Londres - quelques jours plus tard

Étendu sur son lit, Robin lisait pour la centième fois la si surprenante - selon le point de vue des grandes personnes tout au moins - dernière lettre de son grand père.

Il avait dû la lire plusieurs fois avec ses parents pour arriver à en reconnaître aisément les mots, lui qui avait appris à lire il y a si peu de temps encore, mais aujourd'hui il aurait presque su la réciter par cœur.

Et il en était le gardien. Son père l'avait solennellement fait jurer à tout le monde !

Dans son esprit d'enfant, tout ça lui semblait pourtant parfaitement normal, et il ne comprenait pas pourquoi les grands en avait fait toute une histoire. Surtout sa mère qui en parlait encore presque en chuchotant, comme si elle craignait qu'on la prenne pour une folle.

Personne ne devait en parler à quiconque d'autre ça non ! Mais de toute façon lui n'avait pas prévu d'en parler à qui que ce soit. C'était son secret. A lui et celui de son papi aussi.

Le petit garçon savait que c'était vrai. Il l'avait vu dans son rêve.

L'homme de brume qui essayait de faire disparaître la joie de tous ceux venus pour le combattre. Son grand-père qui redevenait cet enfant espiègle, courageux et moqueur grâce à ses amis. Et grâce à Robin aussi.

La première fois, il avait eu du mal à faire comme son grand-père lui avait dit. Il se sentait tellement triste. Il avait lutté, et lutté encore pour retrouver le sommeil en songeant à la meilleure façon de terminer cette histoire.
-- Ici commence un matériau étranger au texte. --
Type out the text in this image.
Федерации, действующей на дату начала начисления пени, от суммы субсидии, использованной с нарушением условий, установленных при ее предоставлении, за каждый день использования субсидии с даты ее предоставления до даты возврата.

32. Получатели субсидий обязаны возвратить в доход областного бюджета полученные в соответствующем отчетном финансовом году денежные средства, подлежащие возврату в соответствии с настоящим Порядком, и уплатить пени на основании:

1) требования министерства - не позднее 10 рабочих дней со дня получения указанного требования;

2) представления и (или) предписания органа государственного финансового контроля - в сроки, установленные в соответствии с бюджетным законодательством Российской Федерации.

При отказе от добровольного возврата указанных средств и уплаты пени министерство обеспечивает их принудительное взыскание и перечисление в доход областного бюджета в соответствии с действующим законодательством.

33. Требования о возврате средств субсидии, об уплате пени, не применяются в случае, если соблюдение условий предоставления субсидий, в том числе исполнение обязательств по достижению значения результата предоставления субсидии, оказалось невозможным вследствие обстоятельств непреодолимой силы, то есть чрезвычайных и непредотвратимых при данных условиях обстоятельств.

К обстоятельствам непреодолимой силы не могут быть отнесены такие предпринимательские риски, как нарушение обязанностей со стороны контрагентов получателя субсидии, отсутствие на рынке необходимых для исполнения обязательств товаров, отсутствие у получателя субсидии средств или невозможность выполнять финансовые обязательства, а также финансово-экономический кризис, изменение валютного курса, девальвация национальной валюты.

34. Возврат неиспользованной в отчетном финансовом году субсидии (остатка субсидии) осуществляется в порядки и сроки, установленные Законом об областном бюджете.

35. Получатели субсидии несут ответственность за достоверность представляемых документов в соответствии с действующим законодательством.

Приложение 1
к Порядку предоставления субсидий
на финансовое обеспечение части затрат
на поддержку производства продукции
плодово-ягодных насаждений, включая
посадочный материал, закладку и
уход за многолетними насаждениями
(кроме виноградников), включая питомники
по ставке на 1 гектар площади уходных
Et il s'était réveillé plusieurs fois encore durant cette même nuit, avec toujours les mêmes images en tête.

Mais les fois suivantes il n'était plus tout seul.

Il avait raconté son rêve à sa cousine Rachel - de 10 ans son ainée - en lui faisant jurer de ne rien dire, et celle-ci l'avait aidé à trouver un dénouement heureux. Elle appelait peut-être leur grand père « le petit garçon » parce que c'était trop dur pour elle, mais il savait qu'au fin fond de sa petite tête elle le voyait comme lui le voyait.

Ils en avaient parlé plusieurs fois depuis, en mettant peu à peu leurs frères/sœurs et cousins/cousines respectifs dans la confidence. Et plus il refaisait ce rêve, plus la fin en était heureuse. L'homme de brume disparaissait et tout le royaume retrouvait ses couleurs, sa vie. Le village était reconstruit et les enfants y jouaient à se faire peur, ou à être le chef, détenteur de la terrible « potion ».

La lettre que Robin ne quittait presque jamais, son précieux trésor, était l'ultime cadeau de son grand-père et son dernier avertissement aussi, en quelque sorte.

Il n'arrêterait pas de rêver ça non ! Ni de croire à l'incroyable !

Mais l'enfant ne savait pas comment le remercier, ni comment lui montrer qu'il continuerait à jamais d'être dans son cœur cette personne invincible et immortelle. Il le dirait sûrement à ses propres enfants un jour. « Je devrai trouver une maman avant. Beurk ! ce serait dégoutant ! », se dit-il.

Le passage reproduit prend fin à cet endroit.